LIVRE : Toutes les Femmes sont des Aliens d'Olivia Rosenthal - 2016
Une lecture matricielle de la saga Alien, une lecture conjugale des Oiseaux, et une lecture misanthrope du Livre de la Jungle : la cinéphilie originale de Rosenthal fait une nouvelle fois des étincelles dans cet essai poétique et barré, écrit à 100 à l'heure, et qui vous laisse assez pantois au bout du compte. Ça commence donc avec Alien, que Rosenthal raconte d'un seul souffle, avec un emploi très rythmé des virgules et un usage très modéré des points. Sigourney-Ripley y apparaît comme l'archétype de la mère, une sorte d'enveloppe fine entre le danger qui vient de l'extérieur (le monstre) et celui qu'elle développe à l'intérieur (son premier enfant est mort, elle le retrouve au deuxième épisode, le reperd et développe du coup un sens de la maternité assez torve, à la fois fille et mère de l'alien). Le féminisme n'est jamais très loin avec Rosenthal, et cette étrangeté virile, cet "ailleurs" interprété par Weaver, est décrit comme une menace envers l'entité masculine. Avec des concepts aussi sérieux, on pourrait s'attendre à un texte ardu et austère ; or, Rosenthal parvient, grâce au rythme, grâce à l'humour qui se dégage de tout ça, grâce à l'excellente distance qu'elle entretient avec les films et avec son lecteur, grâce à cette familiarité qu'elle sait déveloper dans l'usage de mots simples, directs, répétitifs, à rendre tout ça extraordinairement fluide et "fun". La dame a l'oeil sur les détails, du chat embarqué par Ripley dans son vaisseau à la présence du clone du quatrième épisode (Winona Ryder), et sait tirer tout le suc de ces détails. Voilà ce qu'on appelle de la vraie cinéphilie : le texte est un hommage à ces heures passées à scruter des films pour qu'ils correspondent à notre théorie initiale, Shang sait de quoi je parle, ce blog est construit là-dessus. Pour résumer, la théorie est fumeuse, mais la lecture parfaite.

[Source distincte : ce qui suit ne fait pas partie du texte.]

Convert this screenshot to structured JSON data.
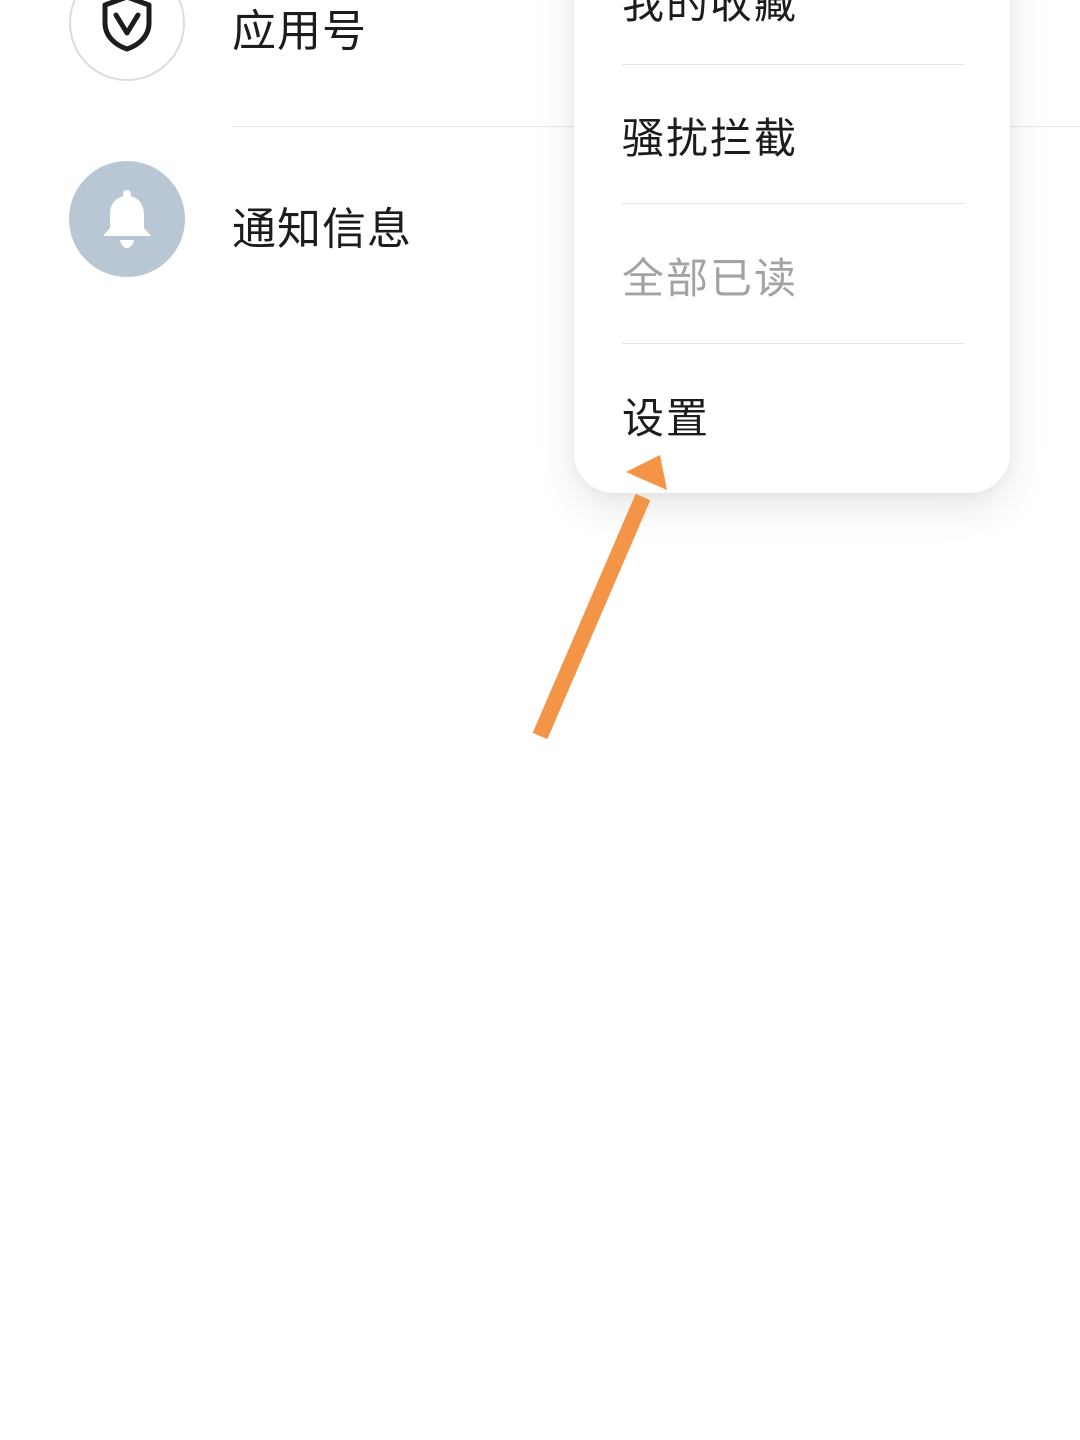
{
  "list": {
    "items": [
      {
        "label": "应用号",
        "icon": "shield-v-icon"
      },
      {
        "label": "通知信息",
        "icon": "bell-icon"
      }
    ]
  },
  "menu": {
    "items": [
      {
        "label": "我的收藏",
        "disabled": false
      },
      {
        "label": "骚扰拦截",
        "disabled": false
      },
      {
        "label": "全部已读",
        "disabled": true
      },
      {
        "label": "设置",
        "disabled": false
      }
    ]
  },
  "colors": {
    "accent_arrow": "#f39447",
    "bell_avatar_bg": "#b9c6d3",
    "disabled_text": "#a3a3a3"
  }
}
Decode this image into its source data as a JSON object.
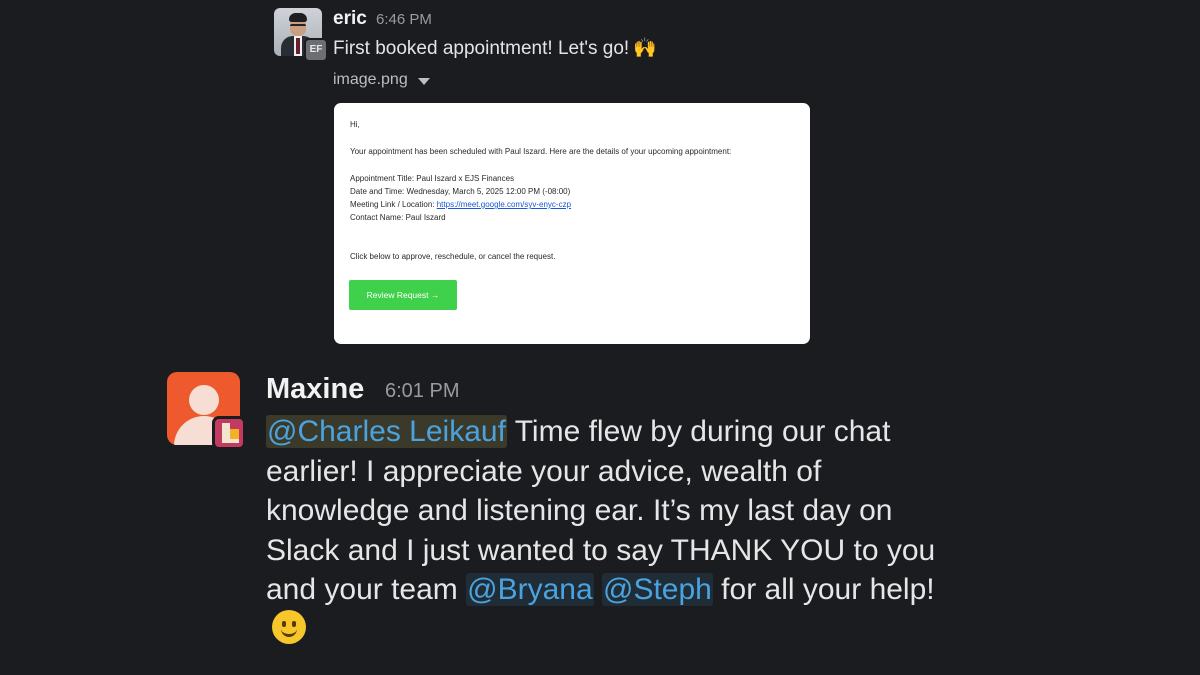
{
  "messages": [
    {
      "sender": "eric",
      "badge": "EF",
      "time": "6:46 PM",
      "text": "First booked appointment! Let's go!",
      "emoji": "🙌",
      "attachment": {
        "filename": "image.png",
        "email": {
          "greeting": "Hi,",
          "intro": "Your appointment has been scheduled with Paul Iszard. Here are the details of your upcoming appointment:",
          "title_line": "Appointment Title: Paul Iszard x EJS Finances",
          "datetime_line": "Date and Time: Wednesday, March 5, 2025 12:00 PM (-08:00)",
          "link_label": "Meeting Link / Location:",
          "link_url": "https://meet.google.com/syv-enyc-czp",
          "contact_line": "Contact Name: Paul Iszard",
          "cta_text": "Click below to approve, reschedule, or cancel the request.",
          "button_label": "Review Request →"
        }
      }
    },
    {
      "sender": "Maxine",
      "time": "6:01 PM",
      "mention1": "@Charles Leikauf",
      "text1": " Time flew by during our chat earlier! I appreciate your advice, wealth of knowledge and listening ear. It’s my last day on Slack and I just wanted to say THANK YOU to you and your team ",
      "mention2": "@Bryana",
      "mention3": "@Steph",
      "text2": " for all your help!",
      "emoji": "slightly-smiling-face"
    }
  ],
  "colors": {
    "background": "#1b1c1f",
    "mention": "#4aa3de",
    "button_green": "#3fd14b",
    "maxine_avatar": "#ee5a2d"
  }
}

Les deux autres textes sont assez réussis aussi : d'abord une lecture un peu déçue des Oiseaux, déception qui tient uniquement au fait que Rosenthal était persuadée qu'il était interprété par James Stewart et Grace Kelly. Elle fabrique cette surprise et cette déception en un texte très satirique sur le mariage, le petit couple à la con formé par Tippi Hedren et Rod Taylor, faisant de la menace aviaire un symbole de ce bonheur conjugal impossible et absurde. Ensuite une vision de deux Walt Disney (Bambi et Le Livre de la Jungle) à travers le thème de l'abandon, et de la domination masculine. Bambi et Mowgli deviennent des symboles de la bien-pensance, mais aussi deux personnages annonciateurs d'un brouillages de repères dans la sexualité contemporaine : Baloo est asexué, la mort de la mère de Bambi est oubliée en deux plans, Mowgli est abandonné trois fois puis abandonne lui-même son clan pour s'en venir traquer la gorette chez les humains... On n'est pas loin du mariage pour tous. Rosenthal a vraiment trouvé le ton juste pour parler de cinéma : ses textes sont drôles, excitants pour la pensée et très joliment "slamés".